If we load the dll in ILDASM at location C:\Program Files (x86)\Microsoft SDKs\Windows\v8.0A\bin\NETFX 4.0 Tools (Windows SDK needs to be installed to get ILDASM)
.module gforms.BLL.Facade.dll// MVID: {BE9AF235-FDAF-43C6-B1D7-AC740A4BB105}
.custom instance void [mscorlib]System.Security.UnverifiableCodeAttribute::.ctor() = ( 01 00 00 00 )
.imagebase 0x00400000
.file alignment 0x00000200
.stackreserve 0x00100000
.subsystem 0x0003 // WINDOWS_CUI
.corflags 0x00000003 // ILONLY 32BITREQUIRED
// Image base: 0x00D70000
The 0x0000003 indicates that the DLL was build as X86 bit only. If it was built for AnyCPU the value would have been .corflags 0x00000001 // ILONLY
The host process WaWorkerHost is a 64bit as any other Windows Azure core processes and hance it fails to load this DLL which is built as 32bit (X86) only. So the customer got the binaries used in the project rebuilt with AnyCPU and then the *.cspkg was re-published and the WCF Worker Role came up fine this time.

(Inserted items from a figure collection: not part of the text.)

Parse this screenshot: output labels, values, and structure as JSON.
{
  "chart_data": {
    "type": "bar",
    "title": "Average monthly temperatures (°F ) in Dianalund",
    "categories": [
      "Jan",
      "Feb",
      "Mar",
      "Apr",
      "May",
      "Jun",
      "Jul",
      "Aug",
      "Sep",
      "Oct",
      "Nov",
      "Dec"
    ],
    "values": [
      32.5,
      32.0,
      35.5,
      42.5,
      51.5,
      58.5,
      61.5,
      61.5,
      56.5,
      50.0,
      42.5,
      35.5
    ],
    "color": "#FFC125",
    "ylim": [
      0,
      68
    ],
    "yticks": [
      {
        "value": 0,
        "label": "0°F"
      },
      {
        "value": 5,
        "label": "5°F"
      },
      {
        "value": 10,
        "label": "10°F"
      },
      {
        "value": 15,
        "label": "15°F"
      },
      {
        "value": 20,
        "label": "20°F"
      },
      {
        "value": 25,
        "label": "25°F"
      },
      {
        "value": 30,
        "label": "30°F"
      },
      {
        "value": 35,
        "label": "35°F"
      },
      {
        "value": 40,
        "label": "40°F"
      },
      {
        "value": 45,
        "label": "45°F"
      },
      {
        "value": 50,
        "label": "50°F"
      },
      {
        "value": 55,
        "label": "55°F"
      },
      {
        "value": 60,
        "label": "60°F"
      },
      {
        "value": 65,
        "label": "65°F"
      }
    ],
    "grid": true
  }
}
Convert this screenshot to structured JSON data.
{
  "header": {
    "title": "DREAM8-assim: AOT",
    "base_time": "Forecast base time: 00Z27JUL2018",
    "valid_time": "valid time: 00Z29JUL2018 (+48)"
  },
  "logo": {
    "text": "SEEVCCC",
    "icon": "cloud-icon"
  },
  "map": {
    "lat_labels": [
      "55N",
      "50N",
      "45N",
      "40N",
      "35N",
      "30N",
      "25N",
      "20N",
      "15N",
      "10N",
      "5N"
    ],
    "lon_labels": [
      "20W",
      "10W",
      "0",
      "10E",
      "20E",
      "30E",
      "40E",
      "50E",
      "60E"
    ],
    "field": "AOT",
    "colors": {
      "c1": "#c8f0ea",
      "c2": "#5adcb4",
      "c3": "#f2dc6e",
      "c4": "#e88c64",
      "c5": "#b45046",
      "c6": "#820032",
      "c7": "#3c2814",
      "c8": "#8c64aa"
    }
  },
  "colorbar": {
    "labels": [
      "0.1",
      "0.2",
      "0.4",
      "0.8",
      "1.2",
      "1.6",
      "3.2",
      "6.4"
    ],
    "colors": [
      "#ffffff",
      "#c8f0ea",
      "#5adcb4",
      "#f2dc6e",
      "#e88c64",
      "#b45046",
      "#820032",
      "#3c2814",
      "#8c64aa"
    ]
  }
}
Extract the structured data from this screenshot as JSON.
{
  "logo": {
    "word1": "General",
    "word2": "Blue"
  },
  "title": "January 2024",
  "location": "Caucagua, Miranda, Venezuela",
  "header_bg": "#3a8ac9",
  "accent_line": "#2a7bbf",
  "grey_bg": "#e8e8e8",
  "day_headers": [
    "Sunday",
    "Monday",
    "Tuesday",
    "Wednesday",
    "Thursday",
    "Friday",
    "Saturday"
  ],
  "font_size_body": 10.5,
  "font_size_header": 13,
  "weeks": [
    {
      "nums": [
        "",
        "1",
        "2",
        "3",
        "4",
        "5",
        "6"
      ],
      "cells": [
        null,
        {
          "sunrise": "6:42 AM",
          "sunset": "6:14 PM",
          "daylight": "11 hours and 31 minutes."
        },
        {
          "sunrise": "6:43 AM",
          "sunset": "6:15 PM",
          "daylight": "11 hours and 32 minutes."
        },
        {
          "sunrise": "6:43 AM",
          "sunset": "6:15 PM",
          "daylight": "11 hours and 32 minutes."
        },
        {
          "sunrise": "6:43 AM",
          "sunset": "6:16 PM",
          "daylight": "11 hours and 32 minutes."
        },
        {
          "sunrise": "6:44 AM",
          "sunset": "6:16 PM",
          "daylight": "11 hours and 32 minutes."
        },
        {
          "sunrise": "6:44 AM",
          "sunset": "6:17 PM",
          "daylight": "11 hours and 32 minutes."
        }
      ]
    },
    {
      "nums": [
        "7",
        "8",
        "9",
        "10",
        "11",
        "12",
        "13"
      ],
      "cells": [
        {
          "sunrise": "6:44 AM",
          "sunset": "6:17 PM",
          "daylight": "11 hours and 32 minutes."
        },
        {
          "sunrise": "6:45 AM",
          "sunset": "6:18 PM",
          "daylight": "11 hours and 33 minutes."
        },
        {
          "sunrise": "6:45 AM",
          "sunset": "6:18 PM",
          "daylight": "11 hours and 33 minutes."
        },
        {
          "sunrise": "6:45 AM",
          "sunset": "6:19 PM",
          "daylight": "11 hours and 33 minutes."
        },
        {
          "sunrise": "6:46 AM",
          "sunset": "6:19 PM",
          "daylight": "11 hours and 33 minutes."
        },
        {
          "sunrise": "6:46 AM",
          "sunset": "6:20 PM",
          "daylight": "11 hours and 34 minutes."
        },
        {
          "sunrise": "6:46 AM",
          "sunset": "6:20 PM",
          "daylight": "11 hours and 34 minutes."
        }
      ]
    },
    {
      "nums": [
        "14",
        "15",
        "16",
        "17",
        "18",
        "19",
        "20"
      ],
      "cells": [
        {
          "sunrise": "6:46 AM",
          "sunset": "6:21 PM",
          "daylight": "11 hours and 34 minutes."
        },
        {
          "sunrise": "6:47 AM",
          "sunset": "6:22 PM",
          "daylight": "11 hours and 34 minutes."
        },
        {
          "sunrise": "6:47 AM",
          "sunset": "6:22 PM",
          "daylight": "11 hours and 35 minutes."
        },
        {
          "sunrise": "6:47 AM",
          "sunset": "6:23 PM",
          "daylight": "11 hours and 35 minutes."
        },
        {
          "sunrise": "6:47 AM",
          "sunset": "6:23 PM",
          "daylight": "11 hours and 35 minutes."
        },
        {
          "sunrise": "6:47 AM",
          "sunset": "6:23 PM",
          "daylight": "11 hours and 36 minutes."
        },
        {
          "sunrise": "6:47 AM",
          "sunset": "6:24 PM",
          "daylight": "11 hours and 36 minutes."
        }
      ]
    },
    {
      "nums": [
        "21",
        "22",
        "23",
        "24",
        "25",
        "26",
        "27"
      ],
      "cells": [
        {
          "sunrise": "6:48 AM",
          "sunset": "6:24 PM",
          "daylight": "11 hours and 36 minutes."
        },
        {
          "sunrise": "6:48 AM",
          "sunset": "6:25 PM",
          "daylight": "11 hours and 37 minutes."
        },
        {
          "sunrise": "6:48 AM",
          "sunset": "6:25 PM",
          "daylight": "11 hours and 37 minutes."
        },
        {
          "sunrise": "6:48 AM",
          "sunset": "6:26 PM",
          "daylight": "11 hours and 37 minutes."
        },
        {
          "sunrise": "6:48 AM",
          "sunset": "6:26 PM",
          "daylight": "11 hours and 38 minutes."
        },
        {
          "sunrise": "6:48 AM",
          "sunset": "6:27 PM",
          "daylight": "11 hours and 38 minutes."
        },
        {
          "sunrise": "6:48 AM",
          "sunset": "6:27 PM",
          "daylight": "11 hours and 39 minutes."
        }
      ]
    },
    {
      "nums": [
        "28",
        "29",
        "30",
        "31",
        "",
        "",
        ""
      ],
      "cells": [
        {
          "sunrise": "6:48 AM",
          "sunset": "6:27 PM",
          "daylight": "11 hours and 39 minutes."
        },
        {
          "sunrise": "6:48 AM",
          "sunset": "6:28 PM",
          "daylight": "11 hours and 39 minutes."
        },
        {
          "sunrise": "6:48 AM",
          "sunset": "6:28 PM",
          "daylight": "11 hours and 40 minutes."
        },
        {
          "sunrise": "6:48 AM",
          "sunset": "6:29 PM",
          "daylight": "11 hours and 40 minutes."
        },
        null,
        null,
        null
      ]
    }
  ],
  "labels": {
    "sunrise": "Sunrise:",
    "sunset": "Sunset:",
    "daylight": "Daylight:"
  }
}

So if you face similar issue about bad image the first thing to check is if any dll referred in the project is a 32bit(X86) only DLL. You can also use the corflags.exe from Visual Studio Command Prompt to find if an assembly is compiled as x86, x64 or AnyCPU.
I hope it helps resolving a Role Recycle issue with System.BadImageFormatException Exception.